Ainsi en est-il de Mora ; mais comment exprimer la révolution qui s’opère chez Mlle de Lespinasse et qui la transfigure au point qu’elle-même ne se reconnaît plus ? Pour la première fois, dirait-on, elle découvre sa vraie nature et prend conscience d’elle-même. Le passé s’évanouit ; une jeunesse nouvelle refleurit ; le monde lui apparaît sous des couleurs qu’elle n’avait jamais vues.
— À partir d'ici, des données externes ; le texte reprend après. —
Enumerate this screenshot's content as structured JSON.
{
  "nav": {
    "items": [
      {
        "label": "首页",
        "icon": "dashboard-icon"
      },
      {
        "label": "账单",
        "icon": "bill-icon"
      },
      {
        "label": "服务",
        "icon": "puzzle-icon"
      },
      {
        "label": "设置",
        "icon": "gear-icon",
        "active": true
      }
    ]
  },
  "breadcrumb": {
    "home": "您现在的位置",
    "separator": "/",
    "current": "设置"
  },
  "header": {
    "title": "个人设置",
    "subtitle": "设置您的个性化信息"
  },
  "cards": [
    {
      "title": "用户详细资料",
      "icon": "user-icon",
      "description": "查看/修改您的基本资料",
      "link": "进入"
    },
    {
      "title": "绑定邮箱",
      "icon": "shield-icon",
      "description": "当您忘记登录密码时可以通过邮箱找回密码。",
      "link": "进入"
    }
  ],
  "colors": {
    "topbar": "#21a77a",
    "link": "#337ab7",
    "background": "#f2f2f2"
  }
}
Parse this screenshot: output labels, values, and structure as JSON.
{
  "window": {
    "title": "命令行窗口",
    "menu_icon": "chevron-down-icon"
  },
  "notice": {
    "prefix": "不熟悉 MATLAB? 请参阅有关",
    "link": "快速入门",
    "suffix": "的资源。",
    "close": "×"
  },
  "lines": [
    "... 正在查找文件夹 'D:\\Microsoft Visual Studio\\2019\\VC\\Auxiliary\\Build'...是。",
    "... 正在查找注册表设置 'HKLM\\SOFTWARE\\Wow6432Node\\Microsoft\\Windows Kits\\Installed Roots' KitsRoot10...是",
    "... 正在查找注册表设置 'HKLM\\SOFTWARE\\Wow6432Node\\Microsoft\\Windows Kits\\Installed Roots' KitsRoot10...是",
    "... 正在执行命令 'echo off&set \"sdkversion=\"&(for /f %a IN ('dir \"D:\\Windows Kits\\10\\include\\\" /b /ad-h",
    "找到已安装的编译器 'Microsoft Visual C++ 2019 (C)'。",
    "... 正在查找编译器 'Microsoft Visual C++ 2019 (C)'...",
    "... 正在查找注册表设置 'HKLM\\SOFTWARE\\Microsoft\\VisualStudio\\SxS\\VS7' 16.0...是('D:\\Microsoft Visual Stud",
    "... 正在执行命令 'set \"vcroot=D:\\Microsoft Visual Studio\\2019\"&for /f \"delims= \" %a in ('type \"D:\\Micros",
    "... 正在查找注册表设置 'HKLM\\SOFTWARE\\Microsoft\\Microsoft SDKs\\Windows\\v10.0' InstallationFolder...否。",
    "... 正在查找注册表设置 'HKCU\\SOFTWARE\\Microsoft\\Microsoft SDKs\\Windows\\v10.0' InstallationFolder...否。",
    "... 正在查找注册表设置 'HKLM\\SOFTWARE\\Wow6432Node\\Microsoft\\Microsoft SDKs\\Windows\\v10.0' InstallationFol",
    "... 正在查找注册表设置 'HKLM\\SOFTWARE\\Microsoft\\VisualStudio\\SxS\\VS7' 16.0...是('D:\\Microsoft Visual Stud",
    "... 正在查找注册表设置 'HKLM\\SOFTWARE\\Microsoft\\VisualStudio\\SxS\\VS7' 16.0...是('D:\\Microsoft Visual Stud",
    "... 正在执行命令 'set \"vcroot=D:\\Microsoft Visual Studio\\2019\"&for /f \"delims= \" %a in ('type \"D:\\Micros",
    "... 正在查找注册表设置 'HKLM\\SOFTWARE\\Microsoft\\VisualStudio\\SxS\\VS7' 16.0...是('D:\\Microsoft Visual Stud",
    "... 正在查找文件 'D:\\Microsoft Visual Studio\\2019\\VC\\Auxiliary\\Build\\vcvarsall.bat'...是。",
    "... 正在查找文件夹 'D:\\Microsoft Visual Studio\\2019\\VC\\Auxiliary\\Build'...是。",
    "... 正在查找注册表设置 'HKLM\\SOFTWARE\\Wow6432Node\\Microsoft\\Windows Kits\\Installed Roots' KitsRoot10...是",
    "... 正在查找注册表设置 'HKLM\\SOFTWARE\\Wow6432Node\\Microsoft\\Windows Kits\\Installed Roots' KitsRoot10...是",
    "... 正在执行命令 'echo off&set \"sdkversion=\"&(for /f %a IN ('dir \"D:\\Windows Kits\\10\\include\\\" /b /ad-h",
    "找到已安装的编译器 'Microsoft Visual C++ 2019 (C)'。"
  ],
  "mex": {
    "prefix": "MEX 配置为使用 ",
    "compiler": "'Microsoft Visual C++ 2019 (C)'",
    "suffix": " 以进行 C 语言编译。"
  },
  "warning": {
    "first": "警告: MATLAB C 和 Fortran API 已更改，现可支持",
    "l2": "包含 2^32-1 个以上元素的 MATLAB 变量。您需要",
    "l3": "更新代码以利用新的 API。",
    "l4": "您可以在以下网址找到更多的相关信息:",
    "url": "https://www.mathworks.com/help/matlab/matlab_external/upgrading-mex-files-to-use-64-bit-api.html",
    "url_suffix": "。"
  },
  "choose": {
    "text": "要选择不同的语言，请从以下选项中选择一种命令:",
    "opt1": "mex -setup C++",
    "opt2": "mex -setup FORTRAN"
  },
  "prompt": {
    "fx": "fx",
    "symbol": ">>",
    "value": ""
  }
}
Les Mémoires, aujourd’hui perdus, qu’elle avait commencé d’écrire ne s’ouvraient qu’à l’époque de sa liaison avec Mora, « comme si sa vie n’eût daté à ses yeux que du moment où elle l’avait connu[1]. » Dans ce milieu frivole des salons parisiens, où la plupart des femmes, comme elle dit joliment, se contentent d’être « préférées, » et n’ont nul besoin d’être « aimées, » l’ouragan de passion qui s’est abattu sur son âme la dépouille, pour ainsi parler, de tous vêtemens d’emprunt, arrache l’apprêt et le convenu auxquels, malgré sa sincérité naturelle, elle n’a pu jusqu’alors échapper d’une façon complète, met à nu son cœur palpitant, brûlé d’ardeurs, déchiré de désirs, dévoile enfin l’éternel fond d’humanité qui reparaît toujours à l’instant des grandes crises. Dès la première heure où elle aime, elle est déjà la femme qui écrira plus tard à M. de Guibert : « J’ai pour vous un sentiment qui est le principe et qui a les effets de toutes les vertus : indulgence, bonté, générosité, confiance, abnégation de tout intérêt personnel. Oui, je suis tout cela quand je crois que vous m’aimez. Mais un doute renverse mon âme, et me rend folle. » Elle n’existe plus désormais que pour celui qui l’a conquise, et elle ne jouit de rien que par rapport à lui. Peut-être est-ce à Mora plus encore qu’à son successeur que s’applique avec vérité cette phrase charmante qui éclôt un jour sous sa plume : « Il me semble que vous avez des droits sur tous les mouvemens et tous les sentimens de mon âme. Je vous dois compte de toutes mes pensées, et je ne crois m’en assurer la propriété qu’en vous les communiquant. »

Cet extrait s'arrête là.